I've just taken the first of five on-line classes on Web 2.0. How many people really know what it is? As I understood it, Web 2.0 is the next evolutionary step in the Internet where people wanted to make it more accessible to everyone. For example, instead of shelling out hundreds for Microsoft Office, people can go to OpenOffice.org and download a comparable set of office tools for free. Or they can use GoogleDocs, which also has spreadsheet capabilities. Basically, it turns the Internet from a commodity controlled by the few into a "platform", as they kept calling it, that has programs that everyone can access, use, and even change, like Wikipedia. It's kind of interesting: The reason Google knocked the tar out of Netscape as a browser is because Google isn't technically just a browser; it's more. It's a connection between the user and other browsers, other sites, etc. It also keeps up on the technology in that they update the site every day instead of every few years, as sites used to do. This opening up of the Internet obviously has a lot of pros and cons, the most obvious one being that it requires a lot of trust that people won't abuse what's now available. For example, in teaching research, we teachers frown upon Wikipedia as a legitimate site because anyone can add to it. We tell them to click on the sources at the bottom and see if they're legitimate in and of themselves, or we tell them just not to use it at all. Web 2.0 also includes blogging (hah!) because it's so interactive and anyone can comment if you let them or add RSS feeds to see exactly when it changes, and sites like Facebook. Interesting stuff, I think. I'll let you know what future classes yield (if I think you'd like it--I won't bore you!).

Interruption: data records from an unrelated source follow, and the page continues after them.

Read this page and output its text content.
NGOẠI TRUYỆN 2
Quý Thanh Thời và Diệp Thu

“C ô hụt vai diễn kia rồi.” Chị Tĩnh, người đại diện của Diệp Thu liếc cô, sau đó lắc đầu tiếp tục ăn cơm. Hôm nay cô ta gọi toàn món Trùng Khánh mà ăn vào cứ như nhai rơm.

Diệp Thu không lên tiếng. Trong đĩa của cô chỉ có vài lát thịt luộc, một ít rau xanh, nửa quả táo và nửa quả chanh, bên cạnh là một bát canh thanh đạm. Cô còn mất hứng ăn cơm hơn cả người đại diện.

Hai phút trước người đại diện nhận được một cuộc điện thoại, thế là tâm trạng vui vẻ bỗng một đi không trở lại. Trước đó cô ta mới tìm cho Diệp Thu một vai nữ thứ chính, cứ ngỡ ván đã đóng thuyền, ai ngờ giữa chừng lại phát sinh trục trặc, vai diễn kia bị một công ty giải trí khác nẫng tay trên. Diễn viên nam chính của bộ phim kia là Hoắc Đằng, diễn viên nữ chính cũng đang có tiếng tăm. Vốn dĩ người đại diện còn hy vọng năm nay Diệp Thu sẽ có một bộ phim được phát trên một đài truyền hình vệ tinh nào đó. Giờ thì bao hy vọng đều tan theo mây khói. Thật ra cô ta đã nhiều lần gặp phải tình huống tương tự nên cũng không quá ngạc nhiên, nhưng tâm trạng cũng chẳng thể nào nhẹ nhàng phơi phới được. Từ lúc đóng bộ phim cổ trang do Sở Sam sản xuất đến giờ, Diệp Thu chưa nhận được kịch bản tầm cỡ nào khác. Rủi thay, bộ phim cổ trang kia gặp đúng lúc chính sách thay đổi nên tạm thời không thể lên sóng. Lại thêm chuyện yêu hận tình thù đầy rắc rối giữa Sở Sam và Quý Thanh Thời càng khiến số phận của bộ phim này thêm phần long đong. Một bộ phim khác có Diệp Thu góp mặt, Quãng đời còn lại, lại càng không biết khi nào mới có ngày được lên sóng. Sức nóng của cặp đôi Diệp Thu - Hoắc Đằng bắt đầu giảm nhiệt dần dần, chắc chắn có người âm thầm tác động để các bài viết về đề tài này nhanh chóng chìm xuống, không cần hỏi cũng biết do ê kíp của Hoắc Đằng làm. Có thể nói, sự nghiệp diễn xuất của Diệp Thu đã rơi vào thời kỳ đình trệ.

On a totally different note, I'm taking a break because it's pretty beastly hot--a "blinger", as you call it, Grammie!--and anyone who's seen me knows I'm fairly vampiric when it comes to sun exposure. In a few minutes I'll slather on my 30SPF and go back outside to help DH.
...Annnnnd he asked me to help him: We have these pine trees with the very long, leafy branches:
...but we don't need that much canopy and not all the branches were doing well, so we used this tree cutting tool called a pole saw that looks like a really long scythe with a small branch-cutting attachment. It's hard to explain, but using it was a ton of fun and we cleared a ton of branches out, clearing out an entirely new space of yard. I also spread that dried blood on my plants, which are kind of flourishing, in hopes that the deer will let me get my veggies! Here's what they looked like, post eating session:
See? Nice clean bite. However, they're still growing, so I'm still hopeful for a few peppers and tomatoes. Here's the full effect of the fencing:
As you can see, things are still a-growin'. We also have a wild blackberry patch that I should go harvest in the next few days; there are TONS of them. Delicious!
That's it for now, chickadees. We're off to the wilds of Quebec and the St. Laurence River on Thursday for a week, so we have to get ready. Enjoy the weekend!